Book: They Were Pilgrims

Book: They Were Pilgrims

It’s been a while since I finished reading a book – I’ve been doing a lot more skimming of different books (or starting books), and trying to learn Hebrew vocabulary, so this feels like an achievement of sorts. This book is a collection of 4 biographies of Christians who lived in the 1700s and 1800s, none of whom lived beyond 31.

David Brainerd (1718-1747), Henry Martyn (1781-1812), Robert Murray McCheyne (1813-1843), and Ion Grant Neville Keith-Falconer (1856-1887) were all remarkable in the scholarship, and their various life achievements, but also in their passion to go to remote peoples and share the Christian gospel with them.

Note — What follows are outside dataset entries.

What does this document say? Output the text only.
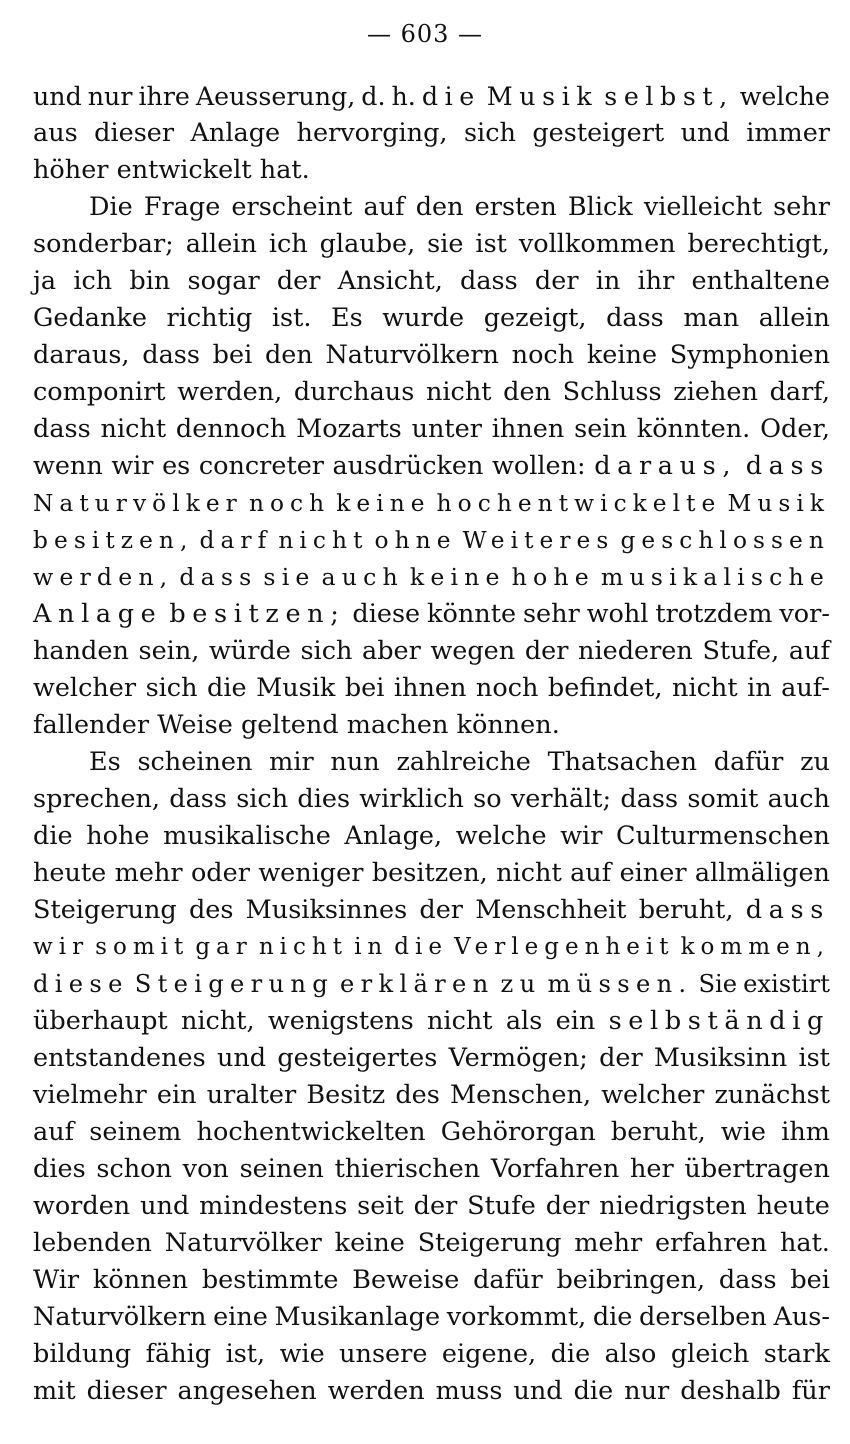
— 603 —
und nur ihre Aeusserung, d. h. die Musik selbst, welche
aus dieser Anlage hervorging, sich gesteigert und immer
höher entwickelt hat.
Die Frage erscheint auf den ersten Blick vielleicht sehr
sonderbar; allein ich glaube, sie ist vollkommen berechtigt,
ja ich bin sogar der Ansicht, dass der in ihr enthaltene
Gedanke richtig ist. Es wurde gezeigt, dass man allein
daraus, dass bei den Naturvölkern noch keine Symphonien
componirt werden, durchaus nicht den Schluss ziehen darf,
dass nicht dennoch Mozarts unter ihnen sein könnten. Oder,
wenn wir es concreter ausdrücken wollen: daraus, dass
Naturvölker noch keine hochentwickelte Musik
besitzen, darf nicht ohne Weiteres geschlossen
werden, dass sie auch keine hohe musikalische
Anlage besitzen; diese könnte sehr wohl trotzdem vor-
handen sein, würde sich aber wegen der niederen Stufe, auf
welcher sich die Musik bei ihnen noch befindet, nicht in auf-
fallender Weise geltend machen können.
Es scheinen mir nun zahlreiche Thatsachen dafür zu
sprechen, dass sich dies wirklich so verhält; dass somit auch
die hohe musikalische Anlage, welche wir Culturmenschen
heute mehr oder weniger besitzen, nicht auf einer allmäligen
Steigerung des Musiksinnes der Menschheit beruht, dass
wir somit gar nicht in die Verlegenheit kommen,
diese Steigerung erklären zu müssen. Sie existirt
überhaupt nicht, wenigstens nicht als ein selbständig
entstandenes und gesteigertes Vermögen; der Musiksinn ist
vielmehr ein uralter Besitz des Menschen, welcher zunächst
auf seinem hochentwickelten Gehörorgan beruht, wie ihm
dies schon von seinen thierischen Vorfahren her übertragen
worden und mindestens seit der Stufe der niedrigsten heute
lebenden Naturvölker keine Steigerung mehr erfahren hat.
Wir können bestimmte Beweise dafür beibringen, dass bei
Naturvölkern eine Musikanlage vorkommt, die derselben Aus-
bildung fähig ist, wie unsere eigene, die also gleich stark
mit dieser angesehen werden muss und die nur deshalb für
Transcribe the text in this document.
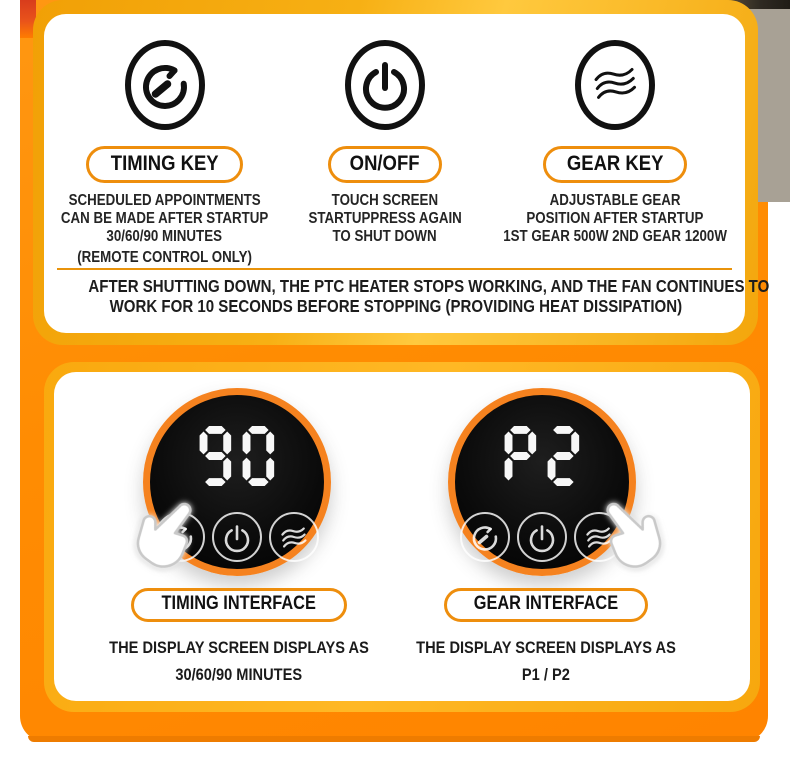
TIMING KEY
SCHEDULED APPOINTMENTS
CAN BE MADE AFTER STARTUP
30/60/90 MINUTES
(REMOTE CONTROL ONLY)
ON/OFF
TOUCH SCREEN
STARTUPPRESS AGAIN
TO SHUT DOWN
GEAR KEY
ADJUSTABLE GEAR
POSITION AFTER STARTUP
1ST GEAR 500W 2ND GEAR 1200W
AFTER SHUTTING DOWN, THE PTC HEATER STOPS WORKING, AND THE FAN CONTINUES TO
WORK FOR 10 SECONDS BEFORE STOPPING (PROVIDING HEAT DISSIPATION)
TIMING INTERFACE
THE DISPLAY SCREEN DISPLAYS AS
30/60/90 MINUTES
GEAR INTERFACE
THE DISPLAY SCREEN DISPLAYS AS
P1 / P2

What do I gain by reading these biographies of people who I’ve already out-lived? On the one hand, a sense of terrible inadequacy. What have I done with my life, really, when by their ages, they’d gone and done amazing things in unreached parts of the world? The person who loaned me the book had a more comforting perspective. Do the most you can with what you’ve been given, knowing that God will raise up people who will accomplish these things as He needs them.

If you’re not a believer, what might you get from this book? A sense of the way the world was in a bygone age, where travel was far more life-threatening, where people – even those weighed down with illness – could summon up the courage to follow their dreams. And perhaps a sense of a passionate faith that you might not get the chance to see very often these days.